Now that the band has defined its goals and, to its mind, achieved them in its blend of progressive sounds and conceptual lyrics with hard rock music, former doubters, the ones who have tagged them "heavy metal screamers," have gone to hear them and come out surprised.

But the band isn't worried about its unjustly shallow reputation. Peart insists sincerely, "The music we're playing is the music we honestly want to play. I like playing hard rock; it gives me a lot of scope. There have been inferior hard rock bands and people have used it to disguise a lack of talent.

"Our strongest point is our mentality, I think. The thing I love about this band is that we're honest. We're not in it purely as a matter of economics. It's fun and enjoyable. We would like to become rich, but that's not our sole objective. We don't see the point of trying to get a hit single by appealing to the lowest common denominator."

But the band considers itself lucky that so far it hasn't had to make any concessions.

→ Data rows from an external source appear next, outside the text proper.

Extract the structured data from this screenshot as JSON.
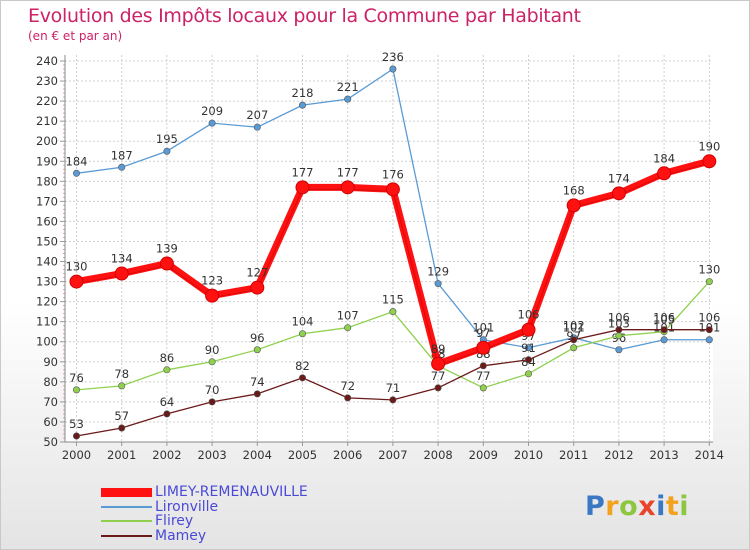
{
  "header": {
    "title": "Evolution des Impôts locaux pour la Commune par Habitant",
    "subtitle": "(en € et par an)"
  },
  "chart_data": {
    "type": "line",
    "title": "Evolution des Impôts locaux pour la Commune par Habitant",
    "subtitle": "(en € et par an)",
    "x": [
      2000,
      2001,
      2002,
      2003,
      2004,
      2005,
      2006,
      2007,
      2008,
      2009,
      2010,
      2011,
      2012,
      2013,
      2014
    ],
    "ylim": [
      50,
      240
    ],
    "yticks": [
      50,
      60,
      70,
      80,
      90,
      100,
      110,
      120,
      130,
      140,
      150,
      160,
      170,
      180,
      190,
      200,
      210,
      220,
      230,
      240
    ],
    "grid": true,
    "legend_position": "bottom-left",
    "series": [
      {
        "name": "LIMEY-REMENAUVILLE",
        "color": "#ff1111",
        "emphasis": true,
        "values": [
          130,
          134,
          139,
          123,
          127,
          177,
          177,
          176,
          89,
          97,
          106,
          168,
          174,
          184,
          190
        ]
      },
      {
        "name": "Lironville",
        "color": "#5b9bd5",
        "emphasis": false,
        "values": [
          184,
          187,
          195,
          209,
          207,
          218,
          221,
          236,
          129,
          101,
          97,
          102,
          96,
          101,
          101
        ]
      },
      {
        "name": "Flirey",
        "color": "#8fd14f",
        "emphasis": false,
        "values": [
          76,
          78,
          86,
          90,
          96,
          104,
          107,
          115,
          88,
          77,
          84,
          97,
          103,
          105,
          130
        ]
      },
      {
        "name": "Mamey",
        "color": "#6b1a1a",
        "emphasis": false,
        "values": [
          53,
          57,
          64,
          70,
          74,
          82,
          72,
          71,
          77,
          88,
          91,
          101,
          106,
          106,
          106
        ]
      }
    ]
  },
  "logo": {
    "letters": [
      "P",
      "r",
      "o",
      "x",
      "i",
      "t",
      "i"
    ],
    "colors": [
      "#3a78c4",
      "#f2a21c",
      "#8dc63f",
      "#e8452c",
      "#3a78c4",
      "#f2a21c",
      "#8dc63f"
    ]
  }
}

"We've justified ourselves in the eyes of the scoffers - the people in the music business who, when we'd outline what we wanted to do, would sigh and roll their eyes toward heaven, taking a 'word to the wise' attitude. They encouraged us to repeat what we've already done. But we've encountered no undue opposition.

"We thought 2112 was an ambitious project. It's progressive and it takes more than a casual listen to appreciate it. But it outsold the other three albums by twice. The others were way back around the 100,000 mark. So far, 2112 is up to 260,000. Just when it was crucially important, we pulled through."

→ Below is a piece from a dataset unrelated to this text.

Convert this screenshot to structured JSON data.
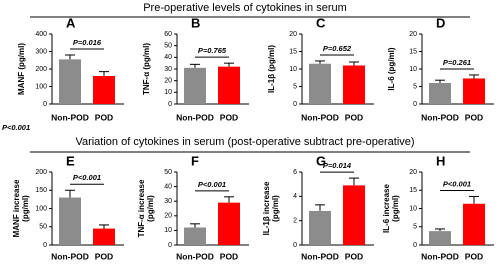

Touring has always been critical to Rush's mounting popularity, so a live album is especially appropriate. "There are only two ways to be successful," Peart feels. "One is to have a hit single or a string of them. The other is to be around so much, to always be touring, so that you'll have to be noticed."

And Rush has been around a lot. In the past 20 months, they have toured around the U.S. almost constantly. A number of acts that took that route to success - Bob Seger, Kiss, Peter Frampton - broke out really big with a live album that showcased what they were best known for. Could the same thing happen to Rush?

"I'm very curious," says Peart. "But that's the record company's problem. We've got honest motives for putting out a live album now.

"I just re-read Ayn Rand's novel 'The Fountainhead' for the first time in years, and I'm relating it to the music business. It deals with corruption of the spirit. A lot of people outside music have no idea how much corruption there is under the shell. I like to feel that we're doing our part to change that through our music. And so far, we've managed to justify our ideals to the people in the music business - and they're the ones that count, because they're the ones in a position to hurt us."